Senate Democratic Majority Leader Harry Reid assured the stimulus plan would strengthen the US economy by creating millions of jobs. There was no immediate response from the White House, but Obama had made his delight known after the vote, giving reporters a thumbs-up sign as he left the White House.
The new president had set a February 16 target date for the package – a blend of tax cuts, aid to hard-hit Americans, and investment in infrastructure, education and energy that he says will save or create 3.5 million jobs. But the victory was bittersweet, as lawmakers were voting on a compromise stimulus plan that was smaller than Obama had requested, and most Republicans rebuffed his appeals to join Democrats in approving the bill.
"This isn't Monopoly money. It's real. It adds up, and it has to be paid back, by our children and by their children," said Republican Senate Minority Leader Mitch McConnell.
Obama told business leaders in a speech at the White House early in the day that finishing the legislation was critical, but warned that much remained to be done to bolster the US economy.
The bill approval failed to dispel pessimism on Wall Street, where persistent worries about the health of the banking sector last week drove stock prices down by about five per cent.
Investors remain jittery about US Treasury Secretary Timothy Geithner's $1 trillion bank rescue plan and, lacking details, they wonder how it would relieve banks of money-losing assets at the root of the financial crisis that spread round the world.
There is likely more pain to come. The US economy will shrink a whopping 5.2 per cent in the first quarter, its worst performance since 1982, according to a survey published by the Philadelphia Federal Reserve.

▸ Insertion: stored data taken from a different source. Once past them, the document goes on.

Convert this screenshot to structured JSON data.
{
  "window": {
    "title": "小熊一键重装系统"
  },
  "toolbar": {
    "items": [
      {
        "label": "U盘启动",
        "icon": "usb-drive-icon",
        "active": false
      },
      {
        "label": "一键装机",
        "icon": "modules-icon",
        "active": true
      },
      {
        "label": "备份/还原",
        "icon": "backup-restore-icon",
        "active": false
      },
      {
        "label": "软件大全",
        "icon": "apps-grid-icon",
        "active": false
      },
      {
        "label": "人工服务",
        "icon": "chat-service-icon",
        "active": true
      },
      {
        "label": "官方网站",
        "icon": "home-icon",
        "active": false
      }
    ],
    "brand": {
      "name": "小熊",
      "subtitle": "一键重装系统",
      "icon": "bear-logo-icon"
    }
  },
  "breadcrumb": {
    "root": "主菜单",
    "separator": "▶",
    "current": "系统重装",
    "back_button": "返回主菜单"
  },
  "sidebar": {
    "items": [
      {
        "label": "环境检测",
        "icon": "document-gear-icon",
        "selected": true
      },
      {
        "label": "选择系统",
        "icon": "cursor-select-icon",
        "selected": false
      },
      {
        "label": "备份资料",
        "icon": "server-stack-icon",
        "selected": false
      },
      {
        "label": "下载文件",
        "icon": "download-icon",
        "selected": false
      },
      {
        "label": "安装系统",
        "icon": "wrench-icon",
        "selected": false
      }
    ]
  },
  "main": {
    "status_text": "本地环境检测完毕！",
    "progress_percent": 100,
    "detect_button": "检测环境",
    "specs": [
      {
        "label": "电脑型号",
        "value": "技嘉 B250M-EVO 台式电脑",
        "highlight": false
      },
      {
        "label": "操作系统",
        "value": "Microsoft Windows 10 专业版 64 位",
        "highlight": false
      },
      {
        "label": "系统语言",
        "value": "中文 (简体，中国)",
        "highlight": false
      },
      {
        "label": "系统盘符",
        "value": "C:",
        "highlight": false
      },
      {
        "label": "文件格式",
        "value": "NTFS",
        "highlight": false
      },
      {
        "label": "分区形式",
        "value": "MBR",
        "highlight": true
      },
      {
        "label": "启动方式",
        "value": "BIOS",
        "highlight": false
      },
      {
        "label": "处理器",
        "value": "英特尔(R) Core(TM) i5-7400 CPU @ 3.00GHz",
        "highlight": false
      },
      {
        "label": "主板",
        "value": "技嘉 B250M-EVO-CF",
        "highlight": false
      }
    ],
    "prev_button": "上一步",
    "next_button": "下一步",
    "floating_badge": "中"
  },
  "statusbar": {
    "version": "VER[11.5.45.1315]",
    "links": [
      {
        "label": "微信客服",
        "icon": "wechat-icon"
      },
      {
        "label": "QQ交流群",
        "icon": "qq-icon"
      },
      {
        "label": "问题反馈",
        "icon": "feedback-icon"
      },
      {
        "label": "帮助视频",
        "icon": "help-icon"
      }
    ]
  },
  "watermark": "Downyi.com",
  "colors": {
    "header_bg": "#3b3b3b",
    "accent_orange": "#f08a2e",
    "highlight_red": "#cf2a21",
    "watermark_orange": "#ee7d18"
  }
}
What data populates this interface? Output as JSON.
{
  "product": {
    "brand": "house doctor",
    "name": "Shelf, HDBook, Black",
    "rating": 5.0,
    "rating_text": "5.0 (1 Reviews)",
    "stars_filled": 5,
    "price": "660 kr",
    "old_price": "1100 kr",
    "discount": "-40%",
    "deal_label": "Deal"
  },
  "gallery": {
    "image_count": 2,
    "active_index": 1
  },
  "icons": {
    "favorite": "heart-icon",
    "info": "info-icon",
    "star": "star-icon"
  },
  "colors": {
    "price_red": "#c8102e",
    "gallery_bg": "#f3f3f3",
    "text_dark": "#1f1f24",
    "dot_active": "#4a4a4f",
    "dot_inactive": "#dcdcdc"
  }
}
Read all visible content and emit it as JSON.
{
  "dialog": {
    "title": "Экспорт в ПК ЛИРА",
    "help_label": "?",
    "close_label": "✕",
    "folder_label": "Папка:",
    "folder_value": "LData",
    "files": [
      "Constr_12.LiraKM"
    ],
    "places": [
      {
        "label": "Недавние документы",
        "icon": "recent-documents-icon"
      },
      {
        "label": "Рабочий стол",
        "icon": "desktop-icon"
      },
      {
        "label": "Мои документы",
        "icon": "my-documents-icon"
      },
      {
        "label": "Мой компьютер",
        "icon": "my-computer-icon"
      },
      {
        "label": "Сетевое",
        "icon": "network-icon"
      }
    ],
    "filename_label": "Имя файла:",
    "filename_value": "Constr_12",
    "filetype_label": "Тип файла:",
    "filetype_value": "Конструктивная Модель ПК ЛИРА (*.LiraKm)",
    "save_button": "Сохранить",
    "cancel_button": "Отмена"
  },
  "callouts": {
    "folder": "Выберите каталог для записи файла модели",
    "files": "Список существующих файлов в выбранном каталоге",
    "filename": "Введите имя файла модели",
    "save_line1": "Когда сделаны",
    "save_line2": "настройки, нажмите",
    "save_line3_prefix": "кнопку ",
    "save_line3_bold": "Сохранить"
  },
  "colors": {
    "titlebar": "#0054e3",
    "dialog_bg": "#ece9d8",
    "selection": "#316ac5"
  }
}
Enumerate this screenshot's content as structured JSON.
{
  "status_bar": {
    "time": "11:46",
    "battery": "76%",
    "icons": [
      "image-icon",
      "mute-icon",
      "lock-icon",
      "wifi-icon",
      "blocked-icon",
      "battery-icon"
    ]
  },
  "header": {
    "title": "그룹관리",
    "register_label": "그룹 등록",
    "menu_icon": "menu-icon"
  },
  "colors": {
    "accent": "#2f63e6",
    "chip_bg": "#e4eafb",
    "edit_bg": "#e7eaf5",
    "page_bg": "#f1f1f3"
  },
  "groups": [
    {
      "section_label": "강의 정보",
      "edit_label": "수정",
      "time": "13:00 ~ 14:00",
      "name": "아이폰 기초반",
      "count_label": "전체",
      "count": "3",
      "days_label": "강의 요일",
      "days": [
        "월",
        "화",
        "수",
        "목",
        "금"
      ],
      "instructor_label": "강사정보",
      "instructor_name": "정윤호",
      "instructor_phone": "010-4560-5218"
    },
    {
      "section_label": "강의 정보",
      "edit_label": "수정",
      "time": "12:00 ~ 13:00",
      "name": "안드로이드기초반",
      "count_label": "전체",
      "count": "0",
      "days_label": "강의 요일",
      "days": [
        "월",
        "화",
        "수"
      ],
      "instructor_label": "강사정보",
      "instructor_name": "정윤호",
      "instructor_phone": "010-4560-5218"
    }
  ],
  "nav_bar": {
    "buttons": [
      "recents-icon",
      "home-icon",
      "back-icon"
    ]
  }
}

Meanwhile, the eurozone economy saw its deepest contraction on record in the fourth quarter of 2008, shrinking 1.5 per cent against the previous quarter.
German gross domestic product fell 2.1 per cent quarter-on-quarter, the worst decline since the country's unification in 1990.
"The economy is now in its worst post-war recession. There can be no talk of economic recovery for now," said Alexander Krueger of Bankhaus Lampe.
French GDP fell 1.2 per cent in the fourth quarter of 2008. Economy Minister Christine Lagarde predicted a contraction of more than one per cent in 2009.
Italy's economy shrank by 1.8 per cent in the last three months 2008, the steepest drop since 1980.